Lots of great things have awful origins as well. You seem concerned about origins here, but not use. Both are in the past. At least we can point to the racist usage and argue about whether there is still institionalized racism or at least an effect of past institutionalized racism. I guess I feel like your last comment calls into question why you were concerned about the origins at all. Why bother even checking the guys facts if you believe the past doesn't matter?
Historically, the reason for excluding felons from voting has been, as Goldberg says, to prevent lawbreakers from being lawmakers. This benefit of felon disenfranchisement exists despite any misuse of felon disenfranchisement on past occasions.
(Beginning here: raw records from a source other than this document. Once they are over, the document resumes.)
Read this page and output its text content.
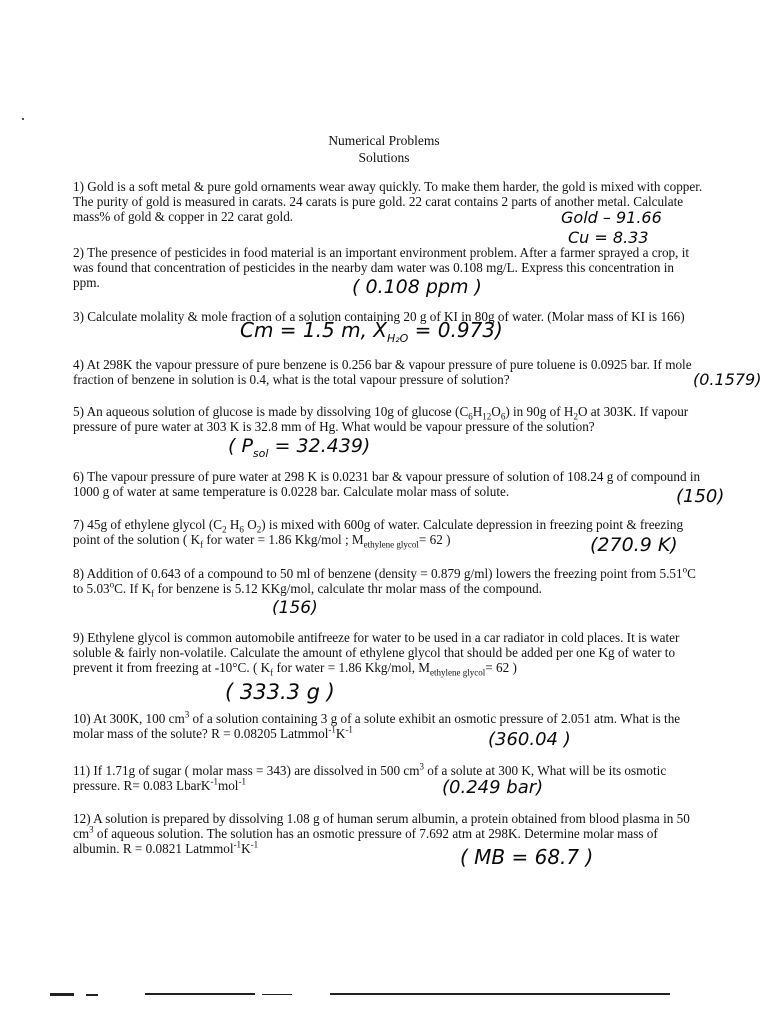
Numerical Problems
Solutions
1) Gold is a soft metal & pure gold ornaments wear away quickly. To make them harder, the gold is mixed with copper. The purity of gold is measured in carats. 24 carats is pure gold. 22 carat contains 2 parts of another metal. Calculate mass% of gold & copper in 22 carat gold.	Gold – 91.66
Cu = 8.33
2) The presence of pesticides in food material is an important environment problem. After a farmer sprayed a crop, it was found that concentration of pesticides in the nearby dam water was 0.108 mg/L. Express this concentration in ppm.	( 0.108 ppm )
3) Calculate molality & mole fraction of a solution containing 20 g of KI in 80g of water. (Molar mass of KI is 166)
Cm = 1.5 m, $X_{H_2O} = 0.973$)
4) At 298K the vapour pressure of pure benzene is 0.256 bar & vapour pressure of pure toluene is 0.0925 bar. If mole fraction of benzene in solution is 0.4, what is the total vapour pressure of solution?	(0.1579)
5) An aqueous solution of glucose is made by dissolving 10g of glucose $(C_6H_{12}O_6)$ in 90g of $H_2O$ at 303K. If vapour pressure of pure water at 303 K is 32.8 mm of Hg. What would be vapour pressure of the solution?
( $P_{sol} = 32.439$)
6) The vapour pressure of pure water at 298 K is 0.0231 bar & vapour pressure of solution of 108.24 g of compound in 1000 g of water at same temperature is 0.0228 bar. Calculate molar mass of solute.	(150)
7) 45g of ethylene glycol ($C_2$ $H_6$ $O_2$) is mixed with 600g of water. Calculate depression in freezing point & freezing point of the solution ( $K_f$ for water = 1.86 Kkg/mol ; $M_{ethylene glycol}= 62$ )	(270.9 K)
8) Addition of 0.643 of a compound to 50 ml of benzene (density = 0.879 g/ml) lowers the freezing point from 5.51$^o$C to 5.03$^o$C. If $K_f$ for benzene is 5.12 KKg/mol, calculate thr molar mass of the compound.
(156)
9) Ethylene glycol is common automobile antifreeze for water to be used in a car radiator in cold places. It is water soluble & fairly non-volatile. Calculate the amount of ethylene glycol that should be added per one Kg of water to prevent it from freezing at -10°C. ( $K_f$ for water = 1.86 Kkg/mol, $M_{ethylene glycol}= 62$ )
( 333.3 g )
10) At 300K, 100 $cm^3$ of a solution containing 3 g of a solute exhibit an osmotic pressure of 2.051 atm. What is the molar mass of the solute? R = 0.08205 $Latmmol^{-1}K^{-1}$	(360.04 )
11) If 1.71g of sugar ( molar mass = 343) are dissolved in 500 $cm^3$ of a solute at 300 K, What will be its osmotic pressure. R= 0.083 LbarK$^{-1}$mol$^{-1}$	(0.249 bar)
12) A solution is prepared by dissolving 1.08 g of human serum albumin, a protein obtained from blood plasma in 50 $cm^3$ of aqueous solution. The solution has an osmotic pressure of 7.692 atm at 298K. Determine molar mass of albumin. R = 0.0821 $Latmmol^{-1}K^{-1}$
( MB = 68.7 )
The Constitution says "no taxation without representation". Correct? That means that if you are paying taxes you should be allowed to vote and be represented by your representatives in America's government. You cannot argue that elected officials are really representing prison inmates and ex-cons if they had no part in putting them in office. On the contrary, elected officials are representing only those to whom they are beholden for putting them in office. American voters. If prison inmates and ex-cons are paying taxes, it is a violation of their constitutionally guaranteed rights to not allow them to vote. There are three ways to rectify this situation. Allow prison inmates and ex-cons to vote, stop making them pay taxes, or revoke their US citizenship so the U.S. Constitution no longer applies to them. I await your rebuttal.
I truly question the motives of those Republicans who oppose enfranchising ex-convicts just like some here question the motives of Democrats who want them to be able to vote. Republicans obviously do not want ex-cons to vote because they would overwhelmingly vote for Democrats. Democrats obviously want ex-cons to vote for that very same reason. However, I do not think whether or not ex-cons should be allowed to vote should depend on partisan politics. Instead, it should depend on whether denying ex-cons the right to vote is constitutional (it is not),whether it makes Americans safer(I do not believe it does because Democrats too are devoted to dealing with crime in America),whether ex-cons would be well served by being able to vote(they would because it would help them to more so feel like a part of society again), and whether or not denying ex-cons the right to vote is racist in effect even if unintentionally so (it is because a disproportionate number of Blacks are disenfranchised by ex-cons not being allowed to vote). I will elaborate on whether or not denying ex-cons the right to vote makes Americans safer. Although some people criticize Democrats for allegedly being soft on criminals, Democrats are more likely than Republicans to support social programs that will keep people from becoming criminals in the first place. Does anyone dispute that? I await your rebuttal.
It appears that most of the arguments you are advancing were addressed in the original post.
CONCLUSION: Sometimes facts are ambiguous. Check out this article, which reject your simplitic conclusion at the same time as it rejects the simplistic claim you are reacting to. Money quote:
"To be sure, it is true that felon disfranchisement laws were utilized in the South in the late nineteenth and twentieth centuries as a means of disfranchising African Americans. And some states, such as Alabama and Georgia, altered their laws over time in order to target African Americans and reduce their voting strength. Felon disfranchisement laws, especially in the South, did become part of the fabric of racial discrimination and exclusion.
But the idea of disfranchising felons and ex-felons did not originate in the post-Civil South, and most laws that disfranchised felons had complex and murky origins that still await thorough historical investigation."
So, in short, we don't KNOW how it started, but we KNOW how it was used in the South.